1. Online education already outstrips all other training and teaching modalities in terms of reach and student engagement. In almost every training and learning niche, online learning already plays a significant, often leading role. This will only increase over time.
2. Academic education has been a little slower on the uptake of online learning than other strands of education of education and training. Nonetheless, online academic learning has seen immense growth across the planet over the last five years. 2020 has obviously accelerated this. There are two options for academic educators: get on board and embrace the changes, or stay in the 20th century.
3. Online private initiatives in education and online private tutors have never been more essential. In 2020 thousands of tutors up and down the country and across the world provided vital education to many students who otherwise would have had no teaching for over six months.
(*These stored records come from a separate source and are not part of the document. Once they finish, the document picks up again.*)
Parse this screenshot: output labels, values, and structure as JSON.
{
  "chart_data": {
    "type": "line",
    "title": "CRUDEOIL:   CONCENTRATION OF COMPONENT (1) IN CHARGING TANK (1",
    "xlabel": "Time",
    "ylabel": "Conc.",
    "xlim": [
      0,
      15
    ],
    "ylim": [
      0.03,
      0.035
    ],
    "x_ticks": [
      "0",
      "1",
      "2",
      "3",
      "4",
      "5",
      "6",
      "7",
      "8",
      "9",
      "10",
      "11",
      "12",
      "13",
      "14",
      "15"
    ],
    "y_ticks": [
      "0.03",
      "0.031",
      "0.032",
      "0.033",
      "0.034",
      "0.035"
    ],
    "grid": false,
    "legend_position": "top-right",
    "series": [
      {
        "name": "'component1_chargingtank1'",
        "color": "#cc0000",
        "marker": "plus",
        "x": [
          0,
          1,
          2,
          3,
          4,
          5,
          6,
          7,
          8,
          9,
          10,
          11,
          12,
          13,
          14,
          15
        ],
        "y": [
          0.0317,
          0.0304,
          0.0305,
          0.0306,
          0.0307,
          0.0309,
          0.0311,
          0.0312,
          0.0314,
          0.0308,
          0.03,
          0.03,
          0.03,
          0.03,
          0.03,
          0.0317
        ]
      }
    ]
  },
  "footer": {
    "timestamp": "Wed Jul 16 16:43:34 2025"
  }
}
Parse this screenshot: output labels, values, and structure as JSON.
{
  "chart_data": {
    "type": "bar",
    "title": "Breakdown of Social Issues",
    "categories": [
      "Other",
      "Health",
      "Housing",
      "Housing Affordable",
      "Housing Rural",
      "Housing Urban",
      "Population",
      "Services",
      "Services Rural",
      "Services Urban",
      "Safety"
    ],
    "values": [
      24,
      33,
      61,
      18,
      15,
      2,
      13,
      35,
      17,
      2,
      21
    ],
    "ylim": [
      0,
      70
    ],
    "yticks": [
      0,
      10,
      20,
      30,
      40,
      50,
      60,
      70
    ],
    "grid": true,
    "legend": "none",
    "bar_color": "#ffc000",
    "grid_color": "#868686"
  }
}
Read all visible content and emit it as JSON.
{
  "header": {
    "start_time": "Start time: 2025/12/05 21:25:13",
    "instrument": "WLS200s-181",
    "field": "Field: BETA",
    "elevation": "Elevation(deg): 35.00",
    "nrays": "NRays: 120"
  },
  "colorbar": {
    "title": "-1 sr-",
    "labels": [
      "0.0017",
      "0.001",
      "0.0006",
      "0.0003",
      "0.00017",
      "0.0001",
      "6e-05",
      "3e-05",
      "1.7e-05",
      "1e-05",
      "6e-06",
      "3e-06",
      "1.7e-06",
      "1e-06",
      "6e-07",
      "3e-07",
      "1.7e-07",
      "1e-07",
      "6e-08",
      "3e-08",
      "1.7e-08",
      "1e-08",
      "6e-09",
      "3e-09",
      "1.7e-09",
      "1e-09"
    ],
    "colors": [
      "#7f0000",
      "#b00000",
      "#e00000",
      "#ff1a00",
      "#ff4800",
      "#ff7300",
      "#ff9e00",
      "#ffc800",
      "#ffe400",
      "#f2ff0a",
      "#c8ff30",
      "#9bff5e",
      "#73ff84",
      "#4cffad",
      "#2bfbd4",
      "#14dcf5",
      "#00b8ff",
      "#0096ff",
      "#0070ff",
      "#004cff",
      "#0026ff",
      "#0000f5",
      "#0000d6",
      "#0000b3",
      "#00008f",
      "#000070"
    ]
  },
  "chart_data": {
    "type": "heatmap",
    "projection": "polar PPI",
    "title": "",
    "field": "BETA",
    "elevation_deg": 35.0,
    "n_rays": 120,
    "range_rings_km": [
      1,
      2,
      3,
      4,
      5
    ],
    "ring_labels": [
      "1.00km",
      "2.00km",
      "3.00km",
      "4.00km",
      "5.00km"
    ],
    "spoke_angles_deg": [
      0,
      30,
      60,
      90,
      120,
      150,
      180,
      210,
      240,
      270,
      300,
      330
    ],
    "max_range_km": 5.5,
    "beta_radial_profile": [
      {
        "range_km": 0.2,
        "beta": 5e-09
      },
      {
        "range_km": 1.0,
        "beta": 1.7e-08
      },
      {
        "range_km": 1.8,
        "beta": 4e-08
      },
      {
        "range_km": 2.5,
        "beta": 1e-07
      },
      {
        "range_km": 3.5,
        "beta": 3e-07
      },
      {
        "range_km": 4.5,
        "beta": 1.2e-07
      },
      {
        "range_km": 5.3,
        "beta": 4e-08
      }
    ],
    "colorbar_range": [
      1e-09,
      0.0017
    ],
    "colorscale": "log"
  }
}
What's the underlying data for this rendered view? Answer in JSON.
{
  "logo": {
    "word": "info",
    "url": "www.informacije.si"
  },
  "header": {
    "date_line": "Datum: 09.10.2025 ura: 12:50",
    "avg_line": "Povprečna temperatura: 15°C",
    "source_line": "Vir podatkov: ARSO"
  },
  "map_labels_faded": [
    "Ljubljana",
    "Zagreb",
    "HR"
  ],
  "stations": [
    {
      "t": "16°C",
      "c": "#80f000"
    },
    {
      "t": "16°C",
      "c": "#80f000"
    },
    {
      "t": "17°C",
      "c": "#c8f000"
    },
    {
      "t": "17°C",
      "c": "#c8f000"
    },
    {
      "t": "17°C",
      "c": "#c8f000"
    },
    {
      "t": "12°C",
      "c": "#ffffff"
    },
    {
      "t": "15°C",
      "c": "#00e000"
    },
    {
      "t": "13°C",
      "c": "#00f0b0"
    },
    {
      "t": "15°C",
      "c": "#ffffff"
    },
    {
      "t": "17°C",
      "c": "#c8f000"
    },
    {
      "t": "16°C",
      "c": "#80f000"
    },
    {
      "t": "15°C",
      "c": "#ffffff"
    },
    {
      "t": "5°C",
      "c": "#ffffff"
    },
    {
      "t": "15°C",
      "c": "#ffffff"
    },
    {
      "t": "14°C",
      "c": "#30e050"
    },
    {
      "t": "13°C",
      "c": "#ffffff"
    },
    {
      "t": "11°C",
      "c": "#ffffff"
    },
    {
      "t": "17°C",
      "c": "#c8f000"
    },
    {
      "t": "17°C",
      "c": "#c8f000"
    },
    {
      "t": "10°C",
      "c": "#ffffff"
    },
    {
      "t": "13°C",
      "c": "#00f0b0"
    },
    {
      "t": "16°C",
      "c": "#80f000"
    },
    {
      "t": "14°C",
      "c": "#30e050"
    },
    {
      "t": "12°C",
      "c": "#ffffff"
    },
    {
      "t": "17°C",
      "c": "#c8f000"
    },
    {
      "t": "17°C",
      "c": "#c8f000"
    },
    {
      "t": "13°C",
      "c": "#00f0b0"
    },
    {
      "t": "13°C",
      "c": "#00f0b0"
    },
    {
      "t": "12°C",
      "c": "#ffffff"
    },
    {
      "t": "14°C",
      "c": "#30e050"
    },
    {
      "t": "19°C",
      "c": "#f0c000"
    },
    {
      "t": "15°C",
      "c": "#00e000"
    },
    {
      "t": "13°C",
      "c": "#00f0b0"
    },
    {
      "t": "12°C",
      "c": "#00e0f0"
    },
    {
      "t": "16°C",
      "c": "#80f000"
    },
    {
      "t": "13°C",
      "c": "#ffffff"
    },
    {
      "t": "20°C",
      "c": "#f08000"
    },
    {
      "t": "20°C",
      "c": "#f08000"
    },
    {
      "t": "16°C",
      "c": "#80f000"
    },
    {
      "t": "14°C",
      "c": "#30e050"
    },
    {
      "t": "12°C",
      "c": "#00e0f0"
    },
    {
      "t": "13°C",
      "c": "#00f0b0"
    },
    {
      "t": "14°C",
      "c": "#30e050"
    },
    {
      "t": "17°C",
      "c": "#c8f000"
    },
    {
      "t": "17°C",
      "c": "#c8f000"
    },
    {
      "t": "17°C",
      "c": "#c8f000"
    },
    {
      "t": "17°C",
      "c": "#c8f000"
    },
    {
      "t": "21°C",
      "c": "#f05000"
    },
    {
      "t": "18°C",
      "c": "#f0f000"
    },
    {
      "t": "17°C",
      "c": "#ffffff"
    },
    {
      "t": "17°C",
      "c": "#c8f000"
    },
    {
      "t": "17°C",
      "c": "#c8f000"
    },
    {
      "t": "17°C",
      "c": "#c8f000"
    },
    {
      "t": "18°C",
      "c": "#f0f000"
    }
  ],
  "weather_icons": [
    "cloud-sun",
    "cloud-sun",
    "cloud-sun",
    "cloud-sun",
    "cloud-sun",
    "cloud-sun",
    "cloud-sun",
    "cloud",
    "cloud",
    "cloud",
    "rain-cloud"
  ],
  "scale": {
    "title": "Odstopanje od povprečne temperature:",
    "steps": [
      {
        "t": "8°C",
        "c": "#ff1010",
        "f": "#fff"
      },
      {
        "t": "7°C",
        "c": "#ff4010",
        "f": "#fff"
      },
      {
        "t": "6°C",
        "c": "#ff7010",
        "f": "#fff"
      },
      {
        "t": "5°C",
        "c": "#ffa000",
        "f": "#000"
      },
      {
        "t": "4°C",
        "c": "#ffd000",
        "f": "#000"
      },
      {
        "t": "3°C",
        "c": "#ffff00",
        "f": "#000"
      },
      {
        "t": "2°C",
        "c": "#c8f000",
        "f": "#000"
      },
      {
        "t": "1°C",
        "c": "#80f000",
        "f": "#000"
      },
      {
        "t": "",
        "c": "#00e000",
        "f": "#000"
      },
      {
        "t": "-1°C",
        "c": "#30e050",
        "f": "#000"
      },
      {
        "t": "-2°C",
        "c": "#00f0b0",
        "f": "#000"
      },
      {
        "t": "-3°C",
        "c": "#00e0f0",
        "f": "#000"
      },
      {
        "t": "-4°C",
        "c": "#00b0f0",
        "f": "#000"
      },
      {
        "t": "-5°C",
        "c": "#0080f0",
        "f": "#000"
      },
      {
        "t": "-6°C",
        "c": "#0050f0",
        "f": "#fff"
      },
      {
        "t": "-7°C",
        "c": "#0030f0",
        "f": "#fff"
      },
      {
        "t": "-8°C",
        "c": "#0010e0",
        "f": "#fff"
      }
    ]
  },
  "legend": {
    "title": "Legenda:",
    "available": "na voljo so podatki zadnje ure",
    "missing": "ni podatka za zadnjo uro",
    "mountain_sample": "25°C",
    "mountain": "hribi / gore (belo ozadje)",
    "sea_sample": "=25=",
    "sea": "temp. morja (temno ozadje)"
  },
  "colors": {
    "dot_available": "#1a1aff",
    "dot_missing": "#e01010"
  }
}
4. A blended face-to-face/online approach represents the future of a sizeable segment of higher education. University education is ripe for change: it is too costly, and simply does not offer enough value for students. This blending process has already begun and will spread in coming years.
5. The era is beginning in which competitive and selective ‘Online Only’ University courses will become widely-recognised and fully accredited at both undergraduate and graduate level. This will offer many advantages to students, particularly who miss the 18-21 window and those with families and existing work commitments. For this reason, fully accredited online degrees will play a role in opening up higher education across age-ranges and increasing social mobility.
6. Right now, humanities degrees are too high-cost relative to the cost of delivery. Online education can play a major role in changing this. An inspiring and rigorous humanities and languages education can be delivered in a blended format at a much more competitive cost.
7. With the changes that are on the horizon in terms of teaching delivery, it seems increasingly rational to divide more Universities up into research institutions and teaching institutions. Academics would get greater ability to focus totally on research and students would get more dedicated teaching provision.
8. 2020 has highlighted the difference between the state and private sector in secondary education. As far as I can see, the biggest difference is not resources, but the mentality and structure of the leadership. Given precisely the same situation to deal with, the private sector responded swiftly and effectively, providing a full online learning schedule within a week of schools closing.
9. 2020 has accelerated the incorporation of real online delivery into mainstream academic learning. In the last nine months the adoption and acceptance of online teaching and learning modalities have progressed five-to-ten years.
10. There is a need for some standardised teaching and tuition training programs for online teaching and tuition. Online teaching is an art that takes some time to develop. For those new to the approach, a standardised course of training would be useful. For advanced practitioners, cutting-edge courses and workshops would advance the practice.